Efficient Architecture: Based on Mixture of Experts (MoE) architecture, dynamic routing optimizes computational efficiency and reduces resource waste.
Harmonization of understanding and generation: The encoder-decoder architecture supports integrated comprehension and generation, providing a coherent interactive experience.
Optimized reasoning: The hybrid linear attention mechanism reduces computational complexity, supports real-time interaction, and is suitable for rapid response scenarios.
widely used: Applicable to a variety of fields such as intelligent customer service, content creation, education, healthcare and smart office.
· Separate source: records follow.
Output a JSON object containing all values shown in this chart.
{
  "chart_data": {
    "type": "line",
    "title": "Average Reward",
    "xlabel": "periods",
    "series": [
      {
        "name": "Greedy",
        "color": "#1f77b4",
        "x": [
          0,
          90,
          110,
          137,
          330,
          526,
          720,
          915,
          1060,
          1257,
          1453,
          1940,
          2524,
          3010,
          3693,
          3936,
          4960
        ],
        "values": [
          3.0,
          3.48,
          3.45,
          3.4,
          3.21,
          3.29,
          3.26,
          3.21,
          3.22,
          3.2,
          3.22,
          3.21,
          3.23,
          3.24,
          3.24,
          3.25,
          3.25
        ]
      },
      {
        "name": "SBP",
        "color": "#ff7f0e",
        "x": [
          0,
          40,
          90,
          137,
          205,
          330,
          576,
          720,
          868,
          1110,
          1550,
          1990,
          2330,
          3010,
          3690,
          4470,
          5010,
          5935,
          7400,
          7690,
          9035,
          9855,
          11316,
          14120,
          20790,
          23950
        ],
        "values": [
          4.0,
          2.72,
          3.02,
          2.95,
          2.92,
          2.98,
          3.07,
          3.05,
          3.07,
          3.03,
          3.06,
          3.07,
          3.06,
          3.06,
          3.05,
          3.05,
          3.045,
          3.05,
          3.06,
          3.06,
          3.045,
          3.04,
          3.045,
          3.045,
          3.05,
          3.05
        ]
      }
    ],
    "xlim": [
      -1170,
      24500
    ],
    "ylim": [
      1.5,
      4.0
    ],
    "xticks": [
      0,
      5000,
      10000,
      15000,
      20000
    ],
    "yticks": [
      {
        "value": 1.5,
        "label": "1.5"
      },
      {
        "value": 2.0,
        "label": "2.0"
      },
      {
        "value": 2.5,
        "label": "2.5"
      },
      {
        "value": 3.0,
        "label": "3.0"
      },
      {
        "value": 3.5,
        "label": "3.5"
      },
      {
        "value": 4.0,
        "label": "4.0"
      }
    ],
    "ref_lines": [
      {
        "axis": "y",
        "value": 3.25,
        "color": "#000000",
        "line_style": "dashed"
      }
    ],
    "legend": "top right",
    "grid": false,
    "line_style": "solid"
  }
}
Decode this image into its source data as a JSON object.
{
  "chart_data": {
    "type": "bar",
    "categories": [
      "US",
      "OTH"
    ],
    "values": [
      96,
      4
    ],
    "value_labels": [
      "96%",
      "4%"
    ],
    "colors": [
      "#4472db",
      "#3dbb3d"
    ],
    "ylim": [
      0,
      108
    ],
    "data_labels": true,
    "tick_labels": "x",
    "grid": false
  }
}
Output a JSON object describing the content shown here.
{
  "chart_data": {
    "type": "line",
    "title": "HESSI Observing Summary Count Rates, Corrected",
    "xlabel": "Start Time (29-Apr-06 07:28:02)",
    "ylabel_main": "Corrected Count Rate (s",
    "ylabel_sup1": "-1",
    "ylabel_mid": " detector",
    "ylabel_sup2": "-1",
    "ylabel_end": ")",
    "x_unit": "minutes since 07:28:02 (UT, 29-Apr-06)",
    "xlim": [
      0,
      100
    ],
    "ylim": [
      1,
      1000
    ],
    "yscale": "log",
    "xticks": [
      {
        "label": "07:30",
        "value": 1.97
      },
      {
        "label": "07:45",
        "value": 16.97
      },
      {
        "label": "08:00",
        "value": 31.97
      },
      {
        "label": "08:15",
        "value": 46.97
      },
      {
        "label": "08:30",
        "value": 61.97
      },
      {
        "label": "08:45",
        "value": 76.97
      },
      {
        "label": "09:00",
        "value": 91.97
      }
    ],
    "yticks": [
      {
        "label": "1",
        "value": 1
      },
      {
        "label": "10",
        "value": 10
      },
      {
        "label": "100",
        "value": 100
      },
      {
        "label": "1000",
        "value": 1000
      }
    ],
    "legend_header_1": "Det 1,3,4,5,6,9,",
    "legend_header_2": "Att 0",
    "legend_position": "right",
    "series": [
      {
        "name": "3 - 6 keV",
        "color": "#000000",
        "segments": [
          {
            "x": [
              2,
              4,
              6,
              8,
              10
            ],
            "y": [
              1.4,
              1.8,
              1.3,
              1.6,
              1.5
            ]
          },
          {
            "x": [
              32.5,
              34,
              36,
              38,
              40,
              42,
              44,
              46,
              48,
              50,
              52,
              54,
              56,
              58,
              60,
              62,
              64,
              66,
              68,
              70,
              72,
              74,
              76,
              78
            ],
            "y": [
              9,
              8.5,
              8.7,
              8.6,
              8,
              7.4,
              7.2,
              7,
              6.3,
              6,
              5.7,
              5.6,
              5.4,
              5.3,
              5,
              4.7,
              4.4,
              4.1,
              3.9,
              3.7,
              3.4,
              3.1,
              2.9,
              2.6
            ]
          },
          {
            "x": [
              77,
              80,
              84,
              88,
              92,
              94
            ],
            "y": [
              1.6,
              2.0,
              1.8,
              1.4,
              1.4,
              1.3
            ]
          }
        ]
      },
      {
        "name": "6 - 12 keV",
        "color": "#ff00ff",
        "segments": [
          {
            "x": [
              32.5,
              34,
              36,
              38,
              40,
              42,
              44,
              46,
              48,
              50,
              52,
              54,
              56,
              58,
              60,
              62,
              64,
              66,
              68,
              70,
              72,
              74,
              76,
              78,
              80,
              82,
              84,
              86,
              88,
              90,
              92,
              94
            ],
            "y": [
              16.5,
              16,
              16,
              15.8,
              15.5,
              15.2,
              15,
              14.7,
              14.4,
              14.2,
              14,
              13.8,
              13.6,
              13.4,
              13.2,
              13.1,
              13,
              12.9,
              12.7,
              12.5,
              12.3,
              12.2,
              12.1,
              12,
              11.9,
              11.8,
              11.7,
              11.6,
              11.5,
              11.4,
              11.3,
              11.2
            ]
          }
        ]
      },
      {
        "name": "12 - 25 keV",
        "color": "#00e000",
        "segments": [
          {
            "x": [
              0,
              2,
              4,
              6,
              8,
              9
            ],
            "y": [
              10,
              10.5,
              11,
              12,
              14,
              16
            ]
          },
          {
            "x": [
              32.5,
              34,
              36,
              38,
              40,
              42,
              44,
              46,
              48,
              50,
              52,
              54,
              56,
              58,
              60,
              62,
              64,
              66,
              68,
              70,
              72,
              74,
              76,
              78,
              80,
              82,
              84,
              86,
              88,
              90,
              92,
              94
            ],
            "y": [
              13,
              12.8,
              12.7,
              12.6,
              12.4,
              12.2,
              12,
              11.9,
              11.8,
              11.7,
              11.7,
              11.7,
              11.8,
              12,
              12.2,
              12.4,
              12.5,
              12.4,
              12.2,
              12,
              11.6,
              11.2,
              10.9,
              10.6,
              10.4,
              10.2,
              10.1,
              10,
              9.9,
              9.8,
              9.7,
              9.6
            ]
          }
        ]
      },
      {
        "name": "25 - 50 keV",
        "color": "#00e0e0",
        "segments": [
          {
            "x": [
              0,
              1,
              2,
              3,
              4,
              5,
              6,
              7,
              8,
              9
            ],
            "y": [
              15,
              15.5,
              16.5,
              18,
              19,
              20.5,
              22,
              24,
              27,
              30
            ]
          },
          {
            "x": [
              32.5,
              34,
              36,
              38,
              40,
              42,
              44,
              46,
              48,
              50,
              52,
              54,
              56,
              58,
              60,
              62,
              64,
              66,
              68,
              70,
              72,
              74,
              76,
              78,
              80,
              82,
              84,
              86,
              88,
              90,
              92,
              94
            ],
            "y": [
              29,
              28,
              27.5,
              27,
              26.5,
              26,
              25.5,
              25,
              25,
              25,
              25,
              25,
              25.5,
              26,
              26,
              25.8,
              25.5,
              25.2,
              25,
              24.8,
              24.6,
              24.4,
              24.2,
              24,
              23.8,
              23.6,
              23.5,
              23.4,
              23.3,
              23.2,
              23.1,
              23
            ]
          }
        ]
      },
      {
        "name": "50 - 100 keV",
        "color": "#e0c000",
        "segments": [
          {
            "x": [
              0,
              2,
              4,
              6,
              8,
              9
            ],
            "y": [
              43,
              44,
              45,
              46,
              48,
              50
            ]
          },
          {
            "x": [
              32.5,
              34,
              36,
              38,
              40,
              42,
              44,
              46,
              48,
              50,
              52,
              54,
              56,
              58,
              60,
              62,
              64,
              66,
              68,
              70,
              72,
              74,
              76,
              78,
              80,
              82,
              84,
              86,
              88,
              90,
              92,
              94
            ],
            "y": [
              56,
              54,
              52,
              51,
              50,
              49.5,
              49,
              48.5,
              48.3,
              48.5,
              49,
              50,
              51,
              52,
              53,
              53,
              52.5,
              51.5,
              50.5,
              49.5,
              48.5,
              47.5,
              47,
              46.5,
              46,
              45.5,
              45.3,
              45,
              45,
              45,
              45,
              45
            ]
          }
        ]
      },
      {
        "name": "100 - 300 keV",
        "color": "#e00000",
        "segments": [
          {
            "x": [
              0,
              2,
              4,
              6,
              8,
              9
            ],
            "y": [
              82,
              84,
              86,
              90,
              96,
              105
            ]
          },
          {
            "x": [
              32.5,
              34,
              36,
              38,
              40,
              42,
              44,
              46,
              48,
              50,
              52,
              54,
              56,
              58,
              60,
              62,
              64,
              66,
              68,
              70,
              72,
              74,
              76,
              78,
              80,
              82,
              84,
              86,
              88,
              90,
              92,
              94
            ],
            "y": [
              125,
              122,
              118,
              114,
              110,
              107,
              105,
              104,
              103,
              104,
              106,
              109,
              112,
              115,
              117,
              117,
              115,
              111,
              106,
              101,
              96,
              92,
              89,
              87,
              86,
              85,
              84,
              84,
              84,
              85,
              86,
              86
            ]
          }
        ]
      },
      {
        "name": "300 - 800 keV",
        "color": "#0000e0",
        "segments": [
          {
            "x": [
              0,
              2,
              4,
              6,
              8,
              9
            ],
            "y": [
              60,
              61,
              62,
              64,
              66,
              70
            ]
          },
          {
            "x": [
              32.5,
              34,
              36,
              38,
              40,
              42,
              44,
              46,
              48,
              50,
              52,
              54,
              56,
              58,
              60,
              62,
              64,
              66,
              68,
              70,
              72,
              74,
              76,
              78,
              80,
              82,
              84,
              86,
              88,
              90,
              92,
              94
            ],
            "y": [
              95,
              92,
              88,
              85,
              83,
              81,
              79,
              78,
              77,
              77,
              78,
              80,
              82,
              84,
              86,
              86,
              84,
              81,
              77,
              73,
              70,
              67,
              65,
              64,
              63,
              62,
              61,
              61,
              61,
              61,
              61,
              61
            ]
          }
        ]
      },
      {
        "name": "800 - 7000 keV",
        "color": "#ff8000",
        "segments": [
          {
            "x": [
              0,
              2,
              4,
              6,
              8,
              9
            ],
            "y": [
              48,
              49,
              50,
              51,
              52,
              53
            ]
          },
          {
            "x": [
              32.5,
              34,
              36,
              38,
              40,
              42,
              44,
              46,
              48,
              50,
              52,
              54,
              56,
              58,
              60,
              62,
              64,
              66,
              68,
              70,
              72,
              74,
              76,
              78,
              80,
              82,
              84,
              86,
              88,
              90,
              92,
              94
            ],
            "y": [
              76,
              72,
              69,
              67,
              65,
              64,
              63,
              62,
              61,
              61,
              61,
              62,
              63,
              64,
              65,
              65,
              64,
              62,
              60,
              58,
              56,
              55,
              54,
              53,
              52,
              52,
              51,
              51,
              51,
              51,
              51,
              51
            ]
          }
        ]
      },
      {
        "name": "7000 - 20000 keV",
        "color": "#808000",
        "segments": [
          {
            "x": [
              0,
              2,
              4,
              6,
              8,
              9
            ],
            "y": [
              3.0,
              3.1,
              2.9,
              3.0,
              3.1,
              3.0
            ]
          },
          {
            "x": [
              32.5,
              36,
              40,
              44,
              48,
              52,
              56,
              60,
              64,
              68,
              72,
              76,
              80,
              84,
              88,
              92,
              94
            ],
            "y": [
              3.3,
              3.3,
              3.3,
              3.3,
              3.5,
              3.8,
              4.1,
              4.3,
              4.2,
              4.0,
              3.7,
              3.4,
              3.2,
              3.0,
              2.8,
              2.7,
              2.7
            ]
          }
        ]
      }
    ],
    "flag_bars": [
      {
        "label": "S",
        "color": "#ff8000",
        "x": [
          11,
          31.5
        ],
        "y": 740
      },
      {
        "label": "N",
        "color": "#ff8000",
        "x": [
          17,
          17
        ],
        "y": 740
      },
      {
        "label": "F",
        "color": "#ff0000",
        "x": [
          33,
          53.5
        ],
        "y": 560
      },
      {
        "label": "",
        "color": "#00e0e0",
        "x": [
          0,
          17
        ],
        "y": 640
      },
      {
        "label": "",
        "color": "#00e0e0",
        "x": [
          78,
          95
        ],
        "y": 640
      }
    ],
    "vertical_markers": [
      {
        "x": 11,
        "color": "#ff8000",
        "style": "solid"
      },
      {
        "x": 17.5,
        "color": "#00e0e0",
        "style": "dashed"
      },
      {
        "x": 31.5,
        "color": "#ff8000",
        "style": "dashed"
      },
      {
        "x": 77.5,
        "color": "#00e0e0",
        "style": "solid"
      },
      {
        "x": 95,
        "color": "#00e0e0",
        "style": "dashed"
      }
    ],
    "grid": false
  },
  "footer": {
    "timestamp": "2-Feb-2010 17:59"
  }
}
Open Source and Community Support: Open source model with rich resources from the community for developers to quickly get started and innovate.

People for whom Ming-Lite-Omni is suitable

business user: Technology companies and content creation businesses that need efficient multimodal solutions.
Educators and students: Teachers and students who want to use AI to assist their teaching and learning.
healthcare practitioner: Healthcare workers who need assistance with medical record analysis and medical image interpretation.
Smart Office Users: Business employees and management who need to work with documents and improve office efficiency.
average consumer: Individual users who use smart devices and need to generate creative content.